Los Angeles retained the ability to match any offer sheet he signed with another team, and Hachimura’s market wasn’t so robust where one could picture a major bidding war emerging. Bleacher Report’s Eric Pincus reported on June 19 that rival NBA executives were projecting the 25-year-old to be worth $12-18 million annually.
Restricted free agents can also see their value depressed somewhat when teams around the league sense any attempt to sign a player will be futile. Sports Illustrated’s Chris Mannix reported the Lakers “have been signaling that they intend to match any offer for restricted free agents Austin Reaves and [Hachimura].”
Following his midseason trade from the Washington Wizards, Hachimura didn’t go above and beyond but showed he could be a positive contributor in Los Angeles’ rotation.
During the regular season, the 6’8″ forward averaged 9.6 points and 4.7 rebounds in 33 appearances with the team.

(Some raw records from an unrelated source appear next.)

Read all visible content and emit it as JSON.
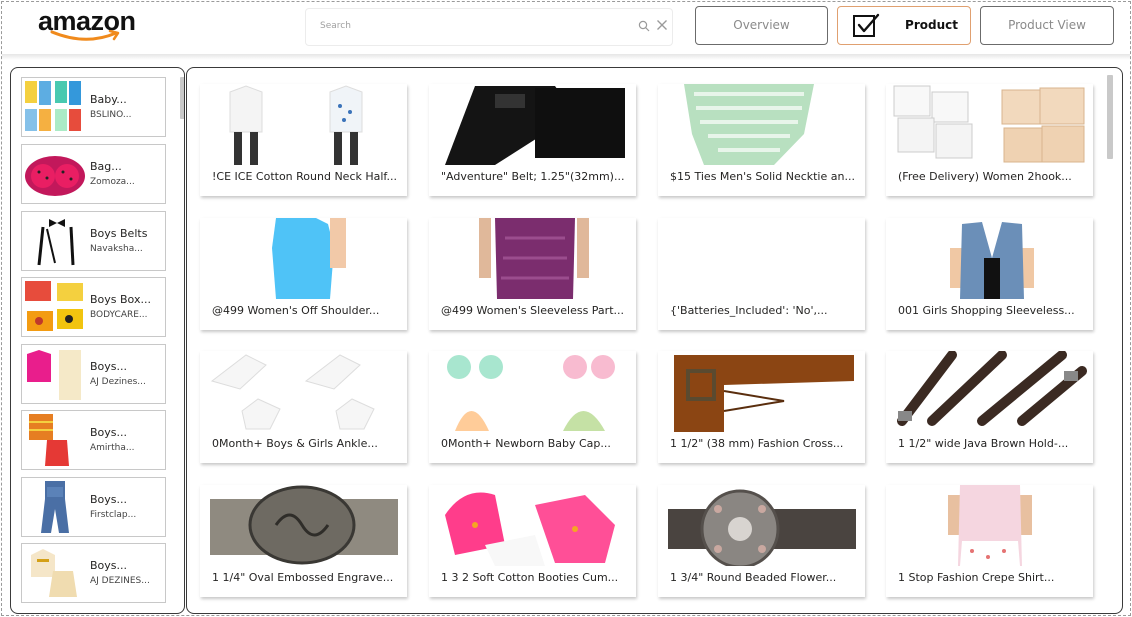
{
  "brand": {
    "logo_text": "amazon",
    "logo_color": "#111111",
    "smile_color": "#f08a1c"
  },
  "search": {
    "placeholder": "Search",
    "icon": "search-icon",
    "clear_icon": "close-icon"
  },
  "nav": {
    "overview_label": "Overview",
    "product_label": "Product",
    "product_view_label": "Product View",
    "active": "Product",
    "active_border_color": "#e0a070"
  },
  "sidebar": {
    "items": [
      {
        "title": "Baby...",
        "subtitle": "BSLINO..."
      },
      {
        "title": "Bag...",
        "subtitle": "Zomoza..."
      },
      {
        "title": "Boys Belts",
        "subtitle": "Navaksha..."
      },
      {
        "title": "Boys Box...",
        "subtitle": "BODYCARE..."
      },
      {
        "title": "Boys...",
        "subtitle": "AJ Dezines..."
      },
      {
        "title": "Boys...",
        "subtitle": "Amirtha..."
      },
      {
        "title": "Boys...",
        "subtitle": "Firstclap..."
      },
      {
        "title": "Boys...",
        "subtitle": "AJ DEZINES..."
      }
    ]
  },
  "products": {
    "items": [
      {
        "title": "!CE ICE Cotton Round Neck Half..."
      },
      {
        "title": "\"Adventure\" Belt; 1.25\"(32mm)..."
      },
      {
        "title": "$15 Ties Men's Solid Necktie an..."
      },
      {
        "title": "(Free Delivery) Women 2hook..."
      },
      {
        "title": "@499 Women's Off Shoulder..."
      },
      {
        "title": "@499 Women's Sleeveless Part..."
      },
      {
        "title": "{'Batteries_Included': 'No',..."
      },
      {
        "title": "001 Girls Shopping Sleeveless..."
      },
      {
        "title": "0Month+ Boys & Girls Ankle..."
      },
      {
        "title": "0Month+ Newborn Baby Cap..."
      },
      {
        "title": "1 1/2\" (38 mm) Fashion Cross..."
      },
      {
        "title": "1 1/2\" wide Java Brown Hold-..."
      },
      {
        "title": "1 1/4\" Oval Embossed Engrave..."
      },
      {
        "title": "1 3 2 Soft Cotton Booties Cum..."
      },
      {
        "title": "1 3/4\" Round Beaded Flower..."
      },
      {
        "title": "1 Stop Fashion Crepe Shirt..."
      }
    ]
  }
}
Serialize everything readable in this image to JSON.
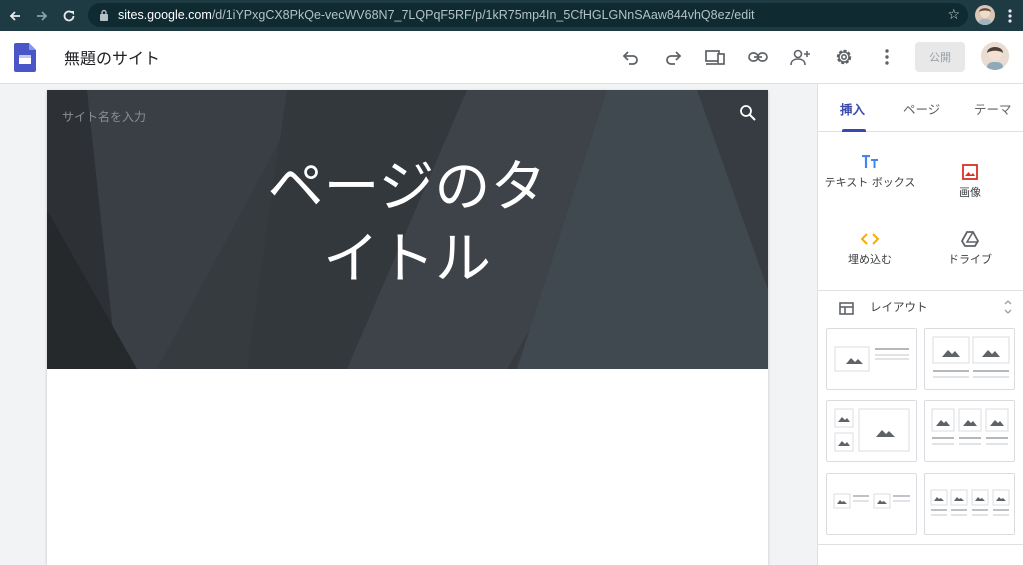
{
  "browser": {
    "url_host": "sites.google.com",
    "url_path": "/d/1iYPxgCX8PkQe-vecWV68N7_7LQPqF5RF/p/1kR75mp4In_5CfHGLGNnSAaw844vhQ8ez/edit"
  },
  "app": {
    "site_title": "無題のサイト",
    "publish_label": "公開"
  },
  "page": {
    "site_name_placeholder": "サイト名を入力",
    "title_line1": "ページのタ",
    "title_line2": "イトル"
  },
  "panel": {
    "tabs": [
      {
        "label": "挿入",
        "active": true
      },
      {
        "label": "ページ",
        "active": false
      },
      {
        "label": "テーマ",
        "active": false
      }
    ],
    "insert_items": [
      {
        "label": "テキスト ボックス",
        "icon": "text-box-icon"
      },
      {
        "label": "画像",
        "icon": "image-icon"
      },
      {
        "label": "埋め込む",
        "icon": "embed-icon"
      },
      {
        "label": "ドライブ",
        "icon": "drive-icon"
      }
    ],
    "layout_label": "レイアウト"
  },
  "colors": {
    "accent": "#3949ab",
    "browser_bar": "#1e3b44",
    "header_bg": "#353a3f",
    "embed_icon": "#f9ab00",
    "image_icon": "#d93025"
  }
}
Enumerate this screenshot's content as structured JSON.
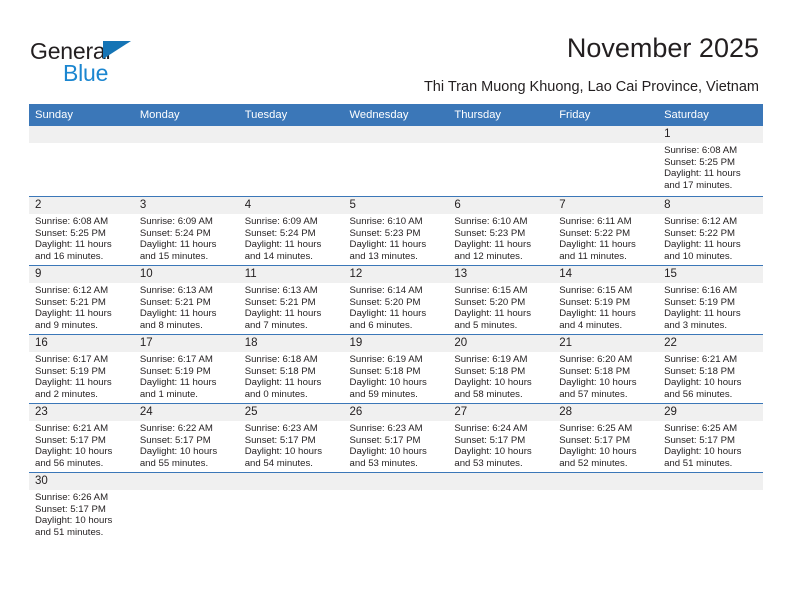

The playoffs are where he really shined as he put up 12.2 points per game and shot 48.7 percent from beyond the arc.
The Lakers will hope the postseason is more representative of Hachimura’s ceiling moving forward.
Per NBA.com, he had a 74.4 percent effective field-goal rate in catch-and-shoot situations during the playoffs compared to a 48.3 percent effective field-goal rate in the regular season. Perhaps he can find a middle ground between the two in 2023-24.
In general, this wasn’t shaping up to be a transformative offseason for L.A.
General manager Rob Pelinka used the phrase “pre-agency” to describe the team’s flurry of trade deadline deals when they happened, which implied two things. The Lakers were aiming to keep most or all of the players they acquired, and those trades would effectively count toward their 2023 free-agency business.
Little had changed by the time the offseason arrived. Pelinka told reporters that team officials “believe in the proof of concept of this group.”
“We want to try our hardest to keep this core of guys together and also improve around the edges and on the margins to not only get back to where we were last year but hopefully take the next step and get into the NBA Finals,” he said.
Continuity isn’t a luxury Los Angeles has enjoyed much as the front office has cycled through a number of complementary pieces to support LeBron James and Anthony Davis. And James is no longer so good to where his team can overcome any lack of on-court chemistry.
Re-signing Hachimura goes a little way toward maintaining the kind of cohesion that’s required of any title contender.